The price and value of Bitcoin are rising in parallel with the growing interest in cryptocurrencies. As long as people are interested in Bitcoin and it is widely used, its value will rise.
Bitcoin has Higher Volatility as Compared to Real Estate
While availability in the real estate business is limited, it is nearly instantaneous with Bitcoin. You can smoothly trade your tokens from anywhere in the world at any time. Apart from that, real estate has a governmental process for buying, selling, and renting, which crypto does not have. If you need to cash out on your investments, especially in an emergency, crypto makes it much easier. A property would most likely take several months to sell at the price you choose.

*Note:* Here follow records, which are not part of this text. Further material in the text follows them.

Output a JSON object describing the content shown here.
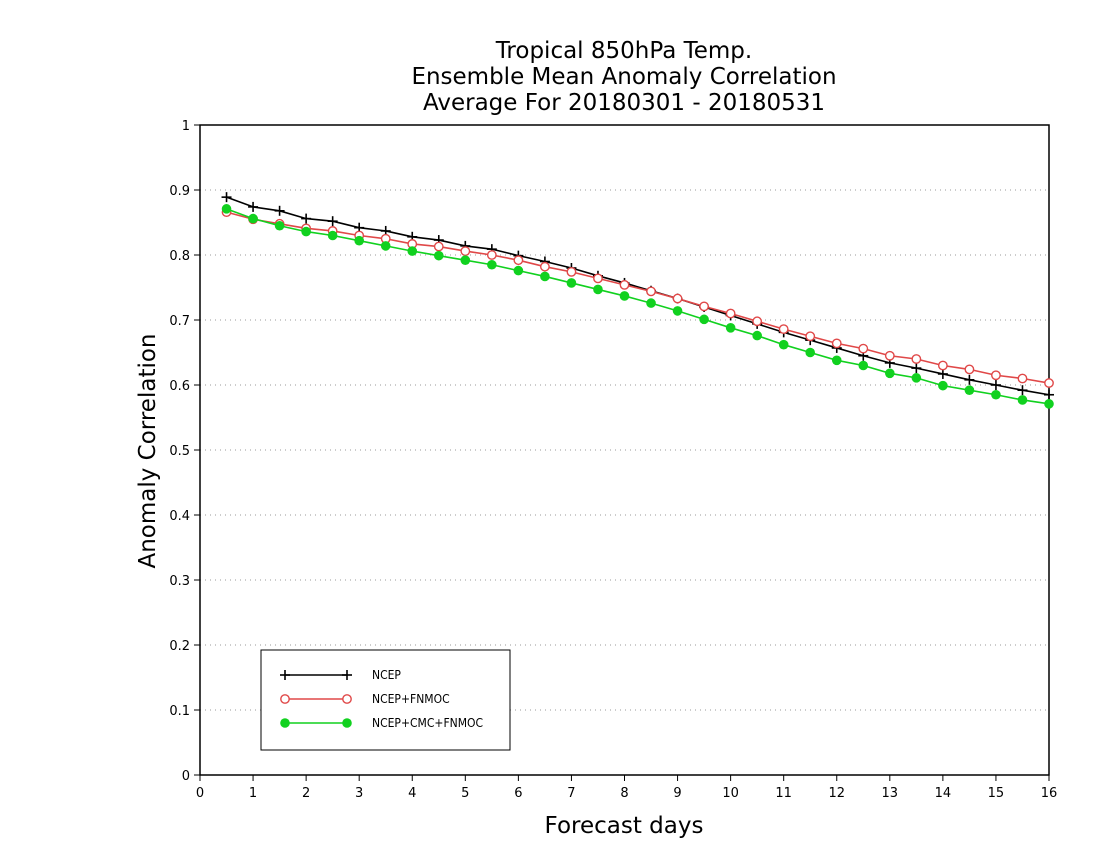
{
  "chart_data": {
    "type": "line",
    "title_lines": [
      "Tropical 850hPa Temp.",
      "Ensemble Mean Anomaly Correlation",
      "Average For 20180301 - 20180531"
    ],
    "xlabel": "Forecast days",
    "ylabel": "Anomaly Correlation",
    "xlim": [
      0,
      16
    ],
    "ylim": [
      0,
      1
    ],
    "x_ticks": [
      "0",
      "1",
      "2",
      "3",
      "4",
      "5",
      "6",
      "7",
      "8",
      "9",
      "10",
      "11",
      "12",
      "13",
      "14",
      "15",
      "16"
    ],
    "y_ticks": [
      "0",
      "0.1",
      "0.2",
      "0.3",
      "0.4",
      "0.5",
      "0.6",
      "0.7",
      "0.8",
      "0.9",
      "1"
    ],
    "grid": "horizontal dotted",
    "legend_position": "bottom-left",
    "x": [
      0.5,
      1,
      1.5,
      2,
      2.5,
      3,
      3.5,
      4,
      4.5,
      5,
      5.5,
      6,
      6.5,
      7,
      7.5,
      8,
      8.5,
      9,
      9.5,
      10,
      10.5,
      11,
      11.5,
      12,
      12.5,
      13,
      13.5,
      14,
      14.5,
      15,
      15.5,
      16
    ],
    "series": [
      {
        "name": "NCEP",
        "color": "#000000",
        "marker": "plus",
        "values": [
          0.889,
          0.874,
          0.868,
          0.856,
          0.852,
          0.842,
          0.837,
          0.828,
          0.823,
          0.814,
          0.809,
          0.799,
          0.79,
          0.78,
          0.768,
          0.757,
          0.745,
          0.733,
          0.72,
          0.707,
          0.694,
          0.681,
          0.669,
          0.657,
          0.645,
          0.634,
          0.626,
          0.617,
          0.608,
          0.6,
          0.592,
          0.585
        ]
      },
      {
        "name": "NCEP+FNMOC",
        "color": "#e04848",
        "marker": "open-circle",
        "values": [
          0.866,
          0.855,
          0.848,
          0.841,
          0.837,
          0.83,
          0.825,
          0.817,
          0.813,
          0.806,
          0.8,
          0.792,
          0.782,
          0.774,
          0.764,
          0.754,
          0.744,
          0.733,
          0.721,
          0.71,
          0.698,
          0.686,
          0.675,
          0.664,
          0.656,
          0.645,
          0.64,
          0.63,
          0.624,
          0.615,
          0.61,
          0.603
        ]
      },
      {
        "name": "NCEP+CMC+FNMOC",
        "color": "#11d11f",
        "marker": "filled-circle",
        "values": [
          0.871,
          0.856,
          0.845,
          0.836,
          0.83,
          0.822,
          0.814,
          0.806,
          0.799,
          0.792,
          0.785,
          0.776,
          0.767,
          0.757,
          0.747,
          0.737,
          0.726,
          0.714,
          0.701,
          0.688,
          0.676,
          0.662,
          0.65,
          0.638,
          0.63,
          0.618,
          0.611,
          0.599,
          0.592,
          0.585,
          0.577,
          0.571
        ]
      }
    ]
  }
}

Investing in Bitcoin is Less Costly and Faster than Investing in Real Estate
Purchasing real estate involves costly transactions as well as ongoing maintenance fees. During the year, real estate investors are expected to pay the usual costs such as inspection fees, HOA fees, appraisal fees, insurance, property taxes, and closing charges.
In addition, the property may require maintenance and repairs at times.
To buy Bitcoin or any other cryptocurrency, simply open an account with an exchange (such as Coinbase), transfer your funds, and place an order, which is completed fairly instantly.
Wrap up
The simple fact is that there are no tenants, toilets, or trash in crypto to deal with when investing in real estate. It is up to you to decide whether to invest in cryptocurrencies or real estate.
However, there are significant advantages to employing cryptocurrency for real estate investors and property managers.
Your investment plan should be tailored to how risky you are and perceptions of the markets in which you desire to invest.
There is solid expertise in both real estate and crypto, and currently believe that the latter is a stronger long-term investment.